Diabetes may raise the risk of breast cancer in post-menopausal women, according to experts.
An international team examined 40 separate studies looking at the potential link between breast cancer and diabetes. These studies involved more than 56,000 women with breast cancer.
Being obese or overweight has been linked to both conditions. But cancer experts say there may be a direct connection between the two.
The researchers found that post-menopausal women with Type 2 diabetes had a 27 percent increased risk of breast cancer.
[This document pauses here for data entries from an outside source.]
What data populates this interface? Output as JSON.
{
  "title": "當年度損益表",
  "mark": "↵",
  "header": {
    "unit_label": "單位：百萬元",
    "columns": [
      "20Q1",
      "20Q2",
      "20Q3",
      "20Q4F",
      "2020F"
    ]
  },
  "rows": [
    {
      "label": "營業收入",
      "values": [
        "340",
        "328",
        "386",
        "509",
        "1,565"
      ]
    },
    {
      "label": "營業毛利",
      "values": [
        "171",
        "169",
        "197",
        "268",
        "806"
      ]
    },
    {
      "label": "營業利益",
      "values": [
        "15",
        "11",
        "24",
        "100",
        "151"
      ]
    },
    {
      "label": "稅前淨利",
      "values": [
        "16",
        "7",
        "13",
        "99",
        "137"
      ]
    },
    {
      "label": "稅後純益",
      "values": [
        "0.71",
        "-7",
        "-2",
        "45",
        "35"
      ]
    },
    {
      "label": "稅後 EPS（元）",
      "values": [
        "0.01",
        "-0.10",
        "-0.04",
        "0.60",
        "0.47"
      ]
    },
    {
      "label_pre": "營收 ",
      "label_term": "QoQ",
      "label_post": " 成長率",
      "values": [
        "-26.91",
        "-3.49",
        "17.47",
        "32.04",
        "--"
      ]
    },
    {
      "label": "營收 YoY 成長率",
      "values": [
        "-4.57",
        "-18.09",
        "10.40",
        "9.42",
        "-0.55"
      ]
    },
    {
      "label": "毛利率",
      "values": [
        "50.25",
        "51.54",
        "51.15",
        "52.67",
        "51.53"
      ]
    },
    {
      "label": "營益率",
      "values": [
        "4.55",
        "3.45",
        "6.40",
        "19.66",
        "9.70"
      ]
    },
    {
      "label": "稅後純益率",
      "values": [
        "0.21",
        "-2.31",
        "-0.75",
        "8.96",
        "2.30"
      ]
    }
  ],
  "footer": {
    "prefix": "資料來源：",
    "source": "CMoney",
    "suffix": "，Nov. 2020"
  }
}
But there was no link for pre-menopausal women or those with Type 1 diabetes.
Writing in the British Journal of Cancer, the researchers have suggested that a high body mass index (BMI), which is often associated with diabetes, may be an underlying contributing factor.
"We don't yet know the mechanisms behind why Type 2 diabetes might increase the risk of breast cancer," the BBC quoted Prof Peter Boyle, president of the International Prevention Research Institute, who led the study, as saying.
"On the one hand, it's thought that being overweight, often associated with Type 2 diabetes, and the effect this has on hormone activity may be partly responsible for the processes that lead to cancer growth.
"But it's also impossible to rule out that some factors related to diabetes may be involved in the process," he stated.
Martin Ledwick, head information nurse at Cancer Research UK, added "From this study, it's not clear whether there's a causal link between diabetes and the risk of breast cancer in post-menopausal women.
"But as we know that having a high BMI can contribute to an increased risk of both Type 2 diabetes and breast cancer, it makes sense for women to try and maintain a healthy weight," he noted.